Remember checks? Some of us still use them on occasion. They are those paper things we have to fill out by hand and use to pay for stuff, mostly rent and maybe a birthday gift for the nephew. Just like the U.S. Postal Service is rapidly being replaced by e-mail, checks (and, in some cases, cash) are being replaced with electronic transactions. Virtually every bank has some form of online banking that includes everything from transfers to bill pay -- in most instances, the bank will actually send a check for you. Progress.
For years, the only reliable form of online electronic payment if you didn't have a merchant account -- and only businesses really have those -- was PayPal. It provided a secure way to send money to someone and became the first payment method of choice for eBay customers. But while merchant services for business expanded rapidly -- today, anyone can use an iPhone or iPad with Square or Intuit to accept credit card payments anywhere there is a connection to the Internet -- the consumer market saw services expand slowly until this week.
Google Wallet is a relatively little known service that allowed businesses and individuals to set up merchant accounts similar to PayPal and accept credit card and bank transactions online. Initially, the service imagined people walking through a store and simply waving a phone past a machine, and their card being charged for whatever merchandise they wanted. Some stores embraced the idea -- Apple has an app for its stores that allows you to scan merchandise and walk out without asking for assistance -- but most remained married to traditional merchant services.
So Google changed its approach and has announced the send money via e-mail function. It allows any user to send money to any other user -- yes, even people who don't use Gmail -- via an e-mail. It's remarkably simple and seems like a fairly logical extension of the service. There is no charge if you have put money into your Google Wallet account via a bank transfer. There is also no charge for transfers directly from your bank. If you use a credit card, the rate is a competitive 2.9 percent per transaction.

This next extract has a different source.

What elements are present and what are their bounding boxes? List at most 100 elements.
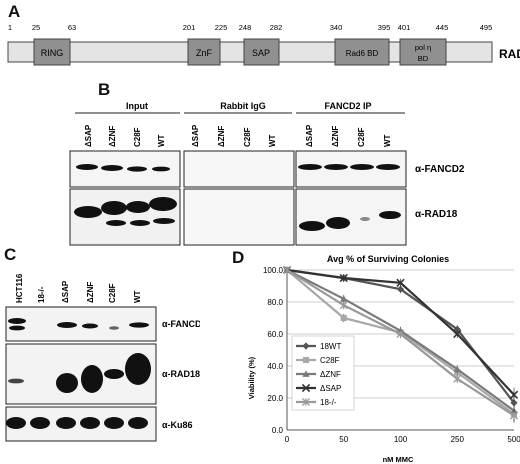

By opening up this option to users, Google is taking aim directly at PayPal, a service so many have used. But what PayPal has generally lacked over the years is a user-friendly interface. The process is complicated, particularly if you aren't registered with PayPal, and the charges can be high. No one would accuse Google of having a perfect interface, but integrating Wallet with Gmail gives them an instant advantage over any other Internet financial transaction service.
We'll see if it grows into something more significant, but it's an intriguing move by the search engine and e-mail giant.